En lugar de una película desordenada de nanopartículas, el equipo de la KU‑KIST Graduate School of Converging Science and Technology y delKorea Institute of Science and Technology hace que cientos de nanopartículas de oro se autoensamblen en esferas de alrededor de 2100 nanómetros de diámetro dentro de una solución líquida. Después, esa solución se deposita gota a gota sobre la superficie cerámica de un generador termoeléctrico comercial. Cada nanopartícula soporta resonancias de plasmones en la parte externa y la esfera completa añade resonancias ópticas adicionales en su interior. El resultado es una película densa y rugosa que atrapa fotones desde el ultravioleta hasta el infrarrojo cercano, algo confirmado mediante simulaciones numéricas y medidas de espectroscopía.

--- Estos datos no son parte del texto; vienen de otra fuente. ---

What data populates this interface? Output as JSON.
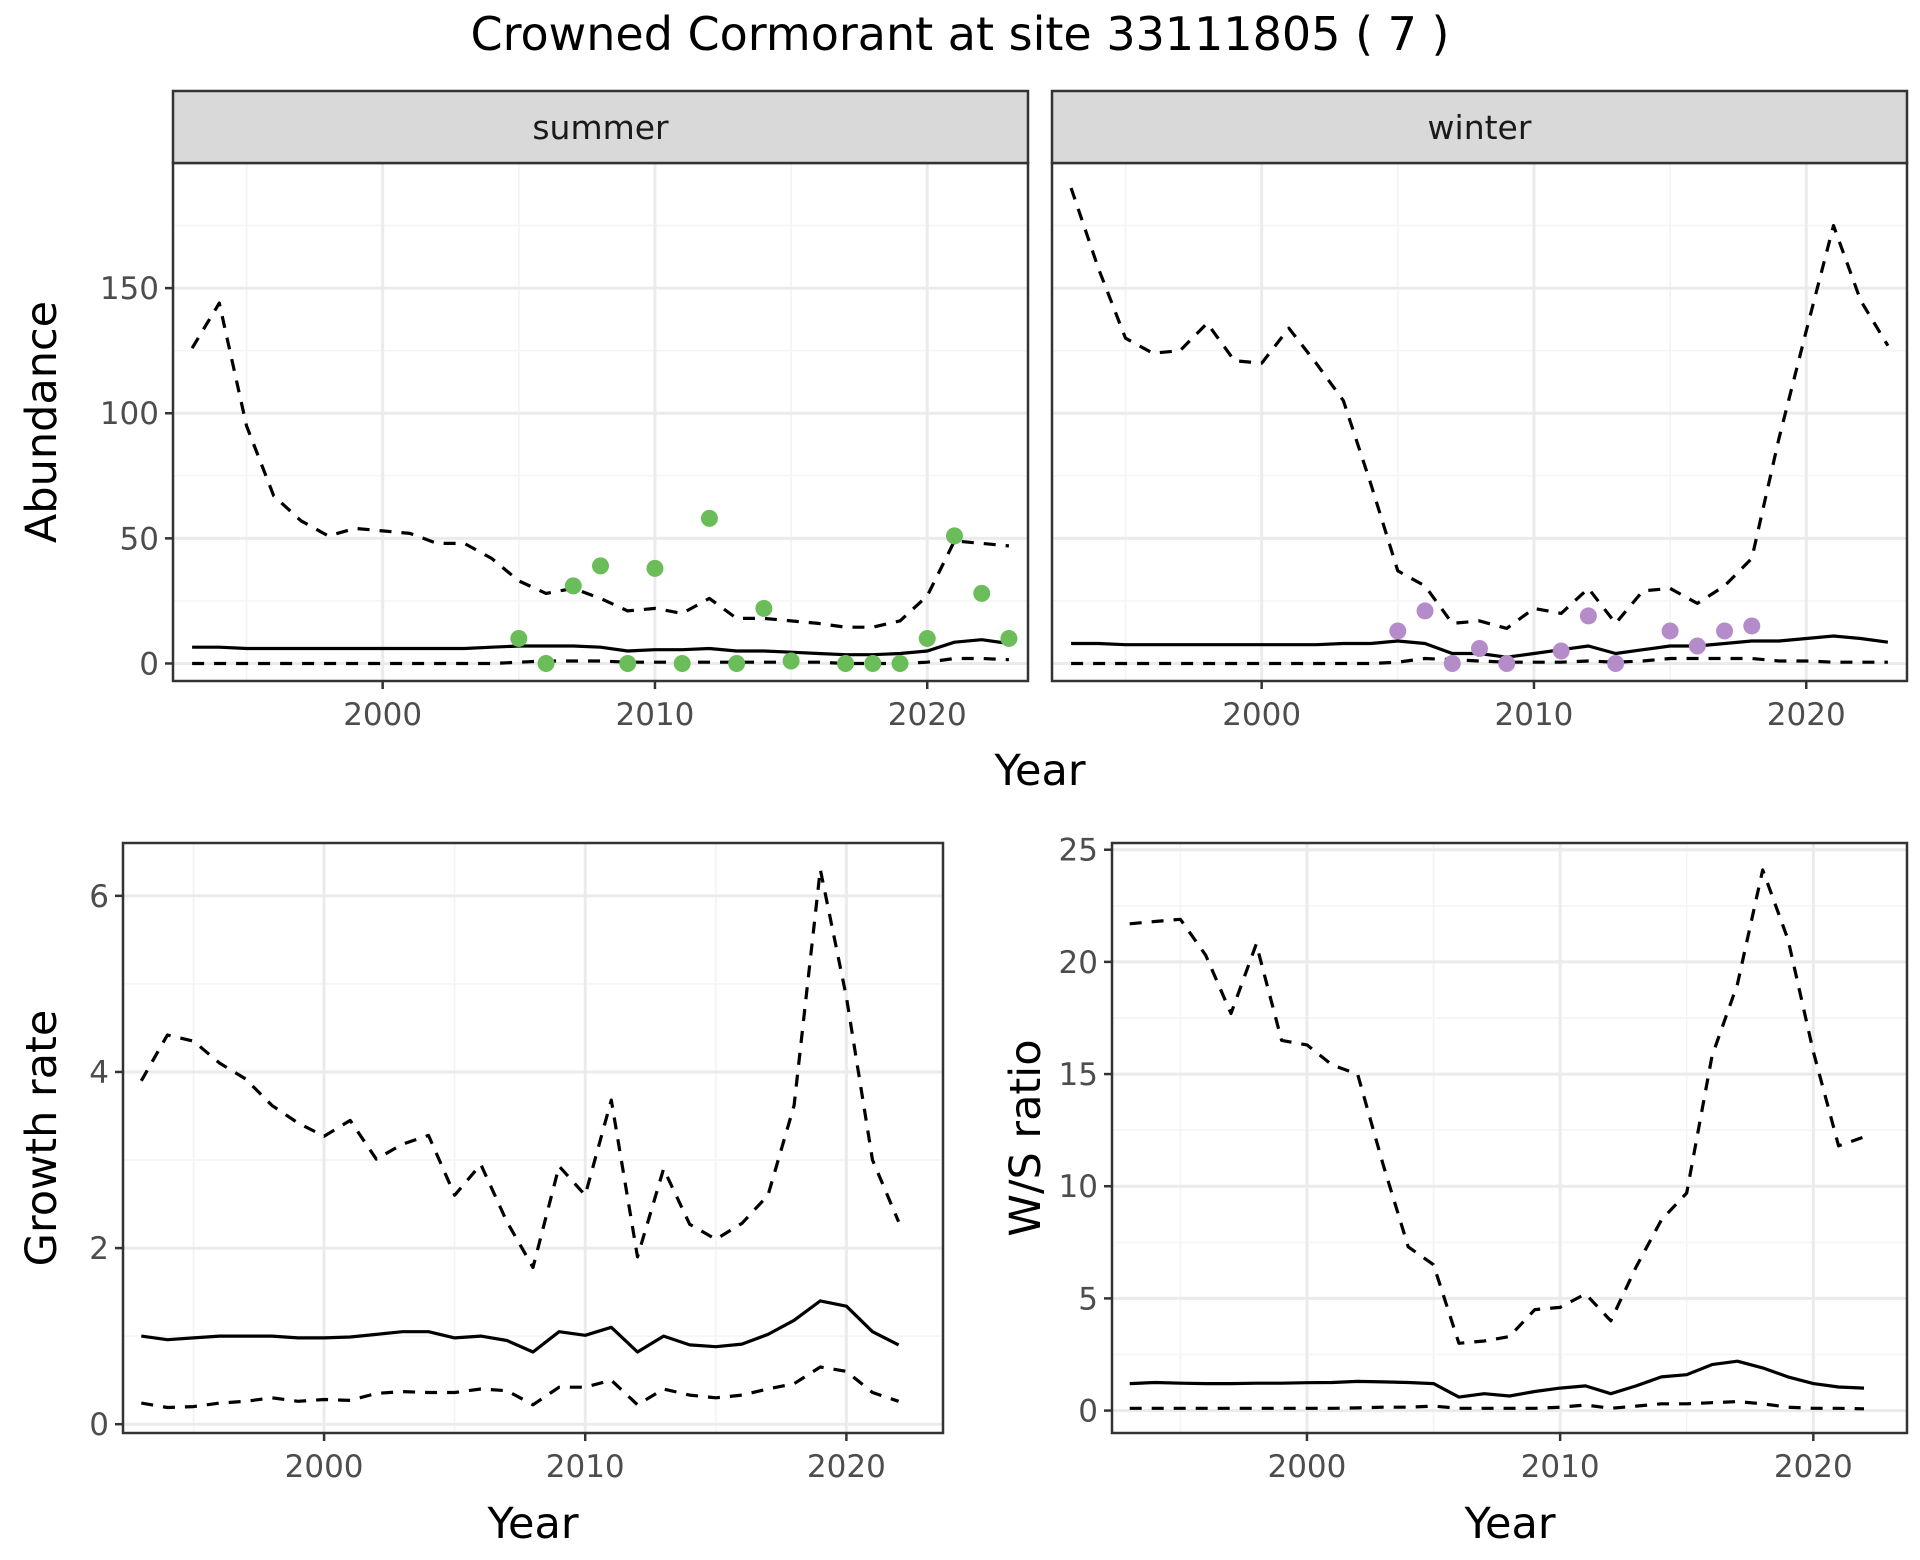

Las cifras son llamativas. Bajo un simulador solar estándar, las películas de supraballs lograron una absorción media cercana al 89 %, casi el doble de la que ofrece una capa convencional de nanopartículas de oro, en torno al 45 %. Al recubrir un módulo termoeléctrico comercial con estas esferas, la potencia eléctrica se incrementó aproximadamente un factor 2,4 respecto al recubrimiento tradicional, manteniendo además una respuesta rápida y estable. Según explica el investigador Seungwoo Lee, “nuestros plasmonic supraballs ofrecen una vía sencilla para aprovechar prácticamente todo el espectro solar”, y el propio equipo apunta a que esta tecnología podría facilitar sistemas solares térmicos y fototérmicos de alta eficiencia en aplicaciones reales.
¿Qué puede significar esto para la transición energética y para tu factura de la luz? Si estas películas se pueden fabricar en grandes superficies con procesos de recubrimiento baratos, podrían integrarse en colectores solares, generadores termoeléctricos o sistemas híbridos que combinen paneles fotovoltaicos con captación de calor, aprovechando mejor cada rayo de sol y reduciendo la necesidad de combustibles fósiles y las emisiones de CO2 asociadas. Aun así, los expertos advierten de que falta comprobar con calma el coste del oro, la durabilidad al aire libre y el escalado industrial antes de pensar en tejados “dorados” en serie. En el fondo, el mensaje es que aún queda margen tecnológico para sacarle mucho más partido a la energía solar que ya recibimos gratis.
El estudio completo se ha publicado en la revista ACS Applied Materials & Interfaces.